Urine analysis is the cheapest and routine investigation which could be of great help to the clinician to reach at a diagnosis of a complex renal disorder. Albuminuria (excretion of albumin in urine) detected on heat test of the urine and the casts detected on microscopic examination of first morning specimen of urine reveal a lot about the associated renal lesions (pathological changes in kidney). Albuminuria we know definitely to be glomerular origin, although the tubules may also play their part in its production. It seems probable that this is mainly due to the glomerular basement membrane (GBM) which separates the epithelium of the tuft from the endothelium lining the capillaries, with increase of its permeability.

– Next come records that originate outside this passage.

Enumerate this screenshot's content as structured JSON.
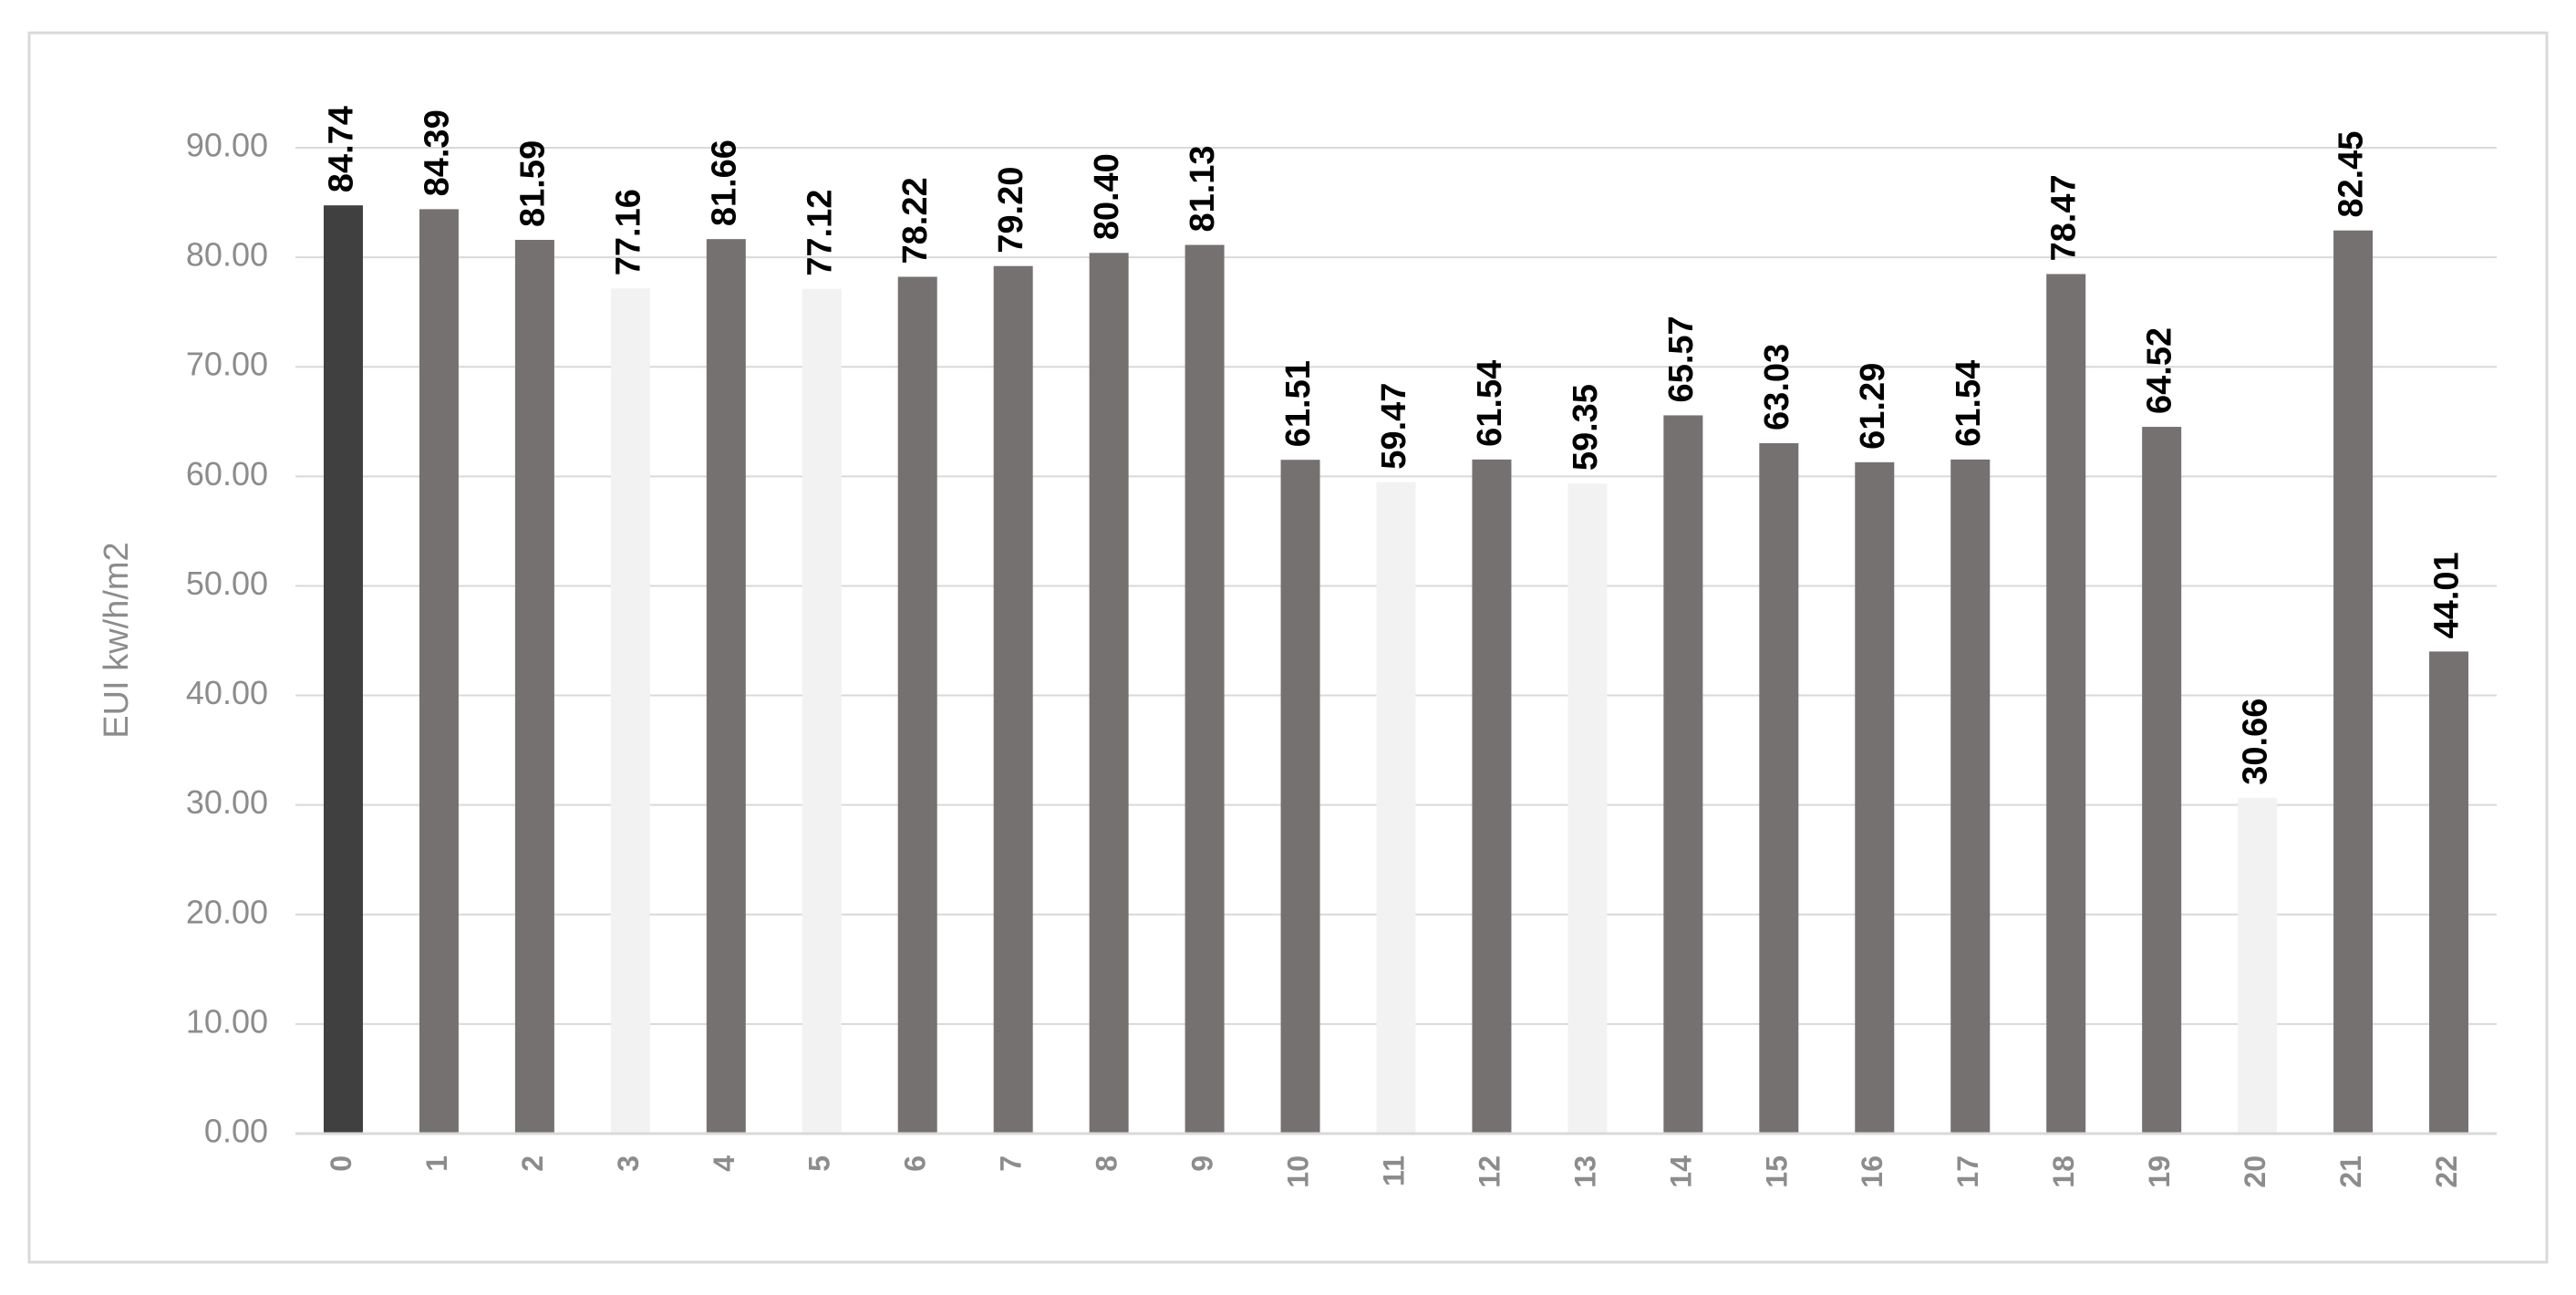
{
  "chart_data": {
    "type": "bar",
    "y_label": "EUI kw/h/m2",
    "categories": [
      "0",
      "1",
      "2",
      "3",
      "4",
      "5",
      "6",
      "7",
      "8",
      "9",
      "10",
      "11",
      "12",
      "13",
      "14",
      "15",
      "16",
      "17",
      "18",
      "19",
      "20",
      "21",
      "22"
    ],
    "values": [
      84.74,
      84.39,
      81.59,
      77.16,
      81.66,
      77.12,
      78.22,
      79.2,
      80.4,
      81.13,
      61.51,
      59.47,
      61.54,
      59.35,
      65.57,
      63.03,
      61.29,
      61.54,
      78.47,
      64.52,
      30.66,
      82.45,
      44.01
    ],
    "value_labels": [
      "84.74",
      "84.39",
      "81.59",
      "77.16",
      "81.66",
      "77.12",
      "78.22",
      "79.20",
      "80.40",
      "81.13",
      "61.51",
      "59.47",
      "61.54",
      "59.35",
      "65.57",
      "63.03",
      "61.29",
      "61.54",
      "78.47",
      "64.52",
      "30.66",
      "82.45",
      "44.01"
    ],
    "colors": [
      "#404040",
      "#767171",
      "#767171",
      "#f2f2f2",
      "#767171",
      "#f2f2f2",
      "#767171",
      "#767171",
      "#767171",
      "#767171",
      "#767171",
      "#f2f2f2",
      "#767171",
      "#f2f2f2",
      "#767171",
      "#767171",
      "#767171",
      "#767171",
      "#767171",
      "#767171",
      "#f2f2f2",
      "#767171",
      "#767171"
    ],
    "ylim": [
      0,
      90
    ],
    "yticks": [
      {
        "value": 0,
        "label": "0.00"
      },
      {
        "value": 10,
        "label": "10.00"
      },
      {
        "value": 20,
        "label": "20.00"
      },
      {
        "value": 30,
        "label": "30.00"
      },
      {
        "value": 40,
        "label": "40.00"
      },
      {
        "value": 50,
        "label": "50.00"
      },
      {
        "value": 60,
        "label": "60.00"
      },
      {
        "value": 70,
        "label": "70.00"
      },
      {
        "value": 80,
        "label": "80.00"
      },
      {
        "value": 90,
        "label": "90.00"
      }
    ],
    "grid": true
  }
}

Casts are the microscopic accumulations of cells or coagulated proteins or lipids. Casts if present could be detected on microscopic examination of deposit obtained after centrifugation of urine. The casts must also be traced to the glomerulus, at least the essential hyaline matrix of the cast composed of coagulated albumin. Again the tubules add their contribution in the shape of epithelial cells and fatty and granular detritus which give to the casts their characteristic appearance. Careful examination casts is as informative as blood biochemistry investigations in cases of kidney disease. The cast gives a picture of the degenerative changes in the tubules. A hyaline cast indicates slight glomerular leakage without active tubular degeneration. Cellular casts denote marked activity of the morbid process. Granular casts denote moderate activity. The admixture of red blood cells (RBCs) is a sign of glomerular hemorrhage. We find that the study of casts is of remarkable importance in assessing the prognosis of a renal disorder. As long as there is considerable activity there is a scope for improvement. For such a study to be of value, the urine should be fresh. If the urine is alkaline or has been allowed to stand for long time, the casts may largely disappear. The absence of casts in an alkaline urine has not the same significance as when the urine is acidic. The acidity of the urine assists in the formation of casts. Deposition of casts in the tubules may lead to oliguria (low output of urine) leading to edema.

Reversible Renal Failure

When we come across the term reversible renal failure, it indicates that there was a scope for the repair of renal lesions or complete recovery of renal function. Reversible renal failure is of great importance for the clinician/nephrologist attending to the patient, because he/she could be able to do something for the well being of the patient. Clinical end picture may be same in many renal disorders though the origins are so different. Acute stage is characterized by pain in back, fever and edema, a rise in blood pressure and such urinary changes as oliguria (low output of urine), high specific gravity of urine with high coloration. Presence of albumin, red blood cells (RBCs) and casts have also been observed in urine with low urea content. It has been observed that reversible renal failure is generally extra-glomerular in origin, but it may be nephritic type. Most of the cases with acute glomerulonephritis also make a complete recovery with therapy and dialysis.  Tubular damage may also be repaired, as has been in the cases of mercuric chloride poisoning. Accumulation of nitrogenous waste products in blood is observed in these patients without any renal lesion on blood biochemistry and kidney biopsy evaluation. The condition may also be termed as extra-renal uremia or azotemia without corresponding renal lesion.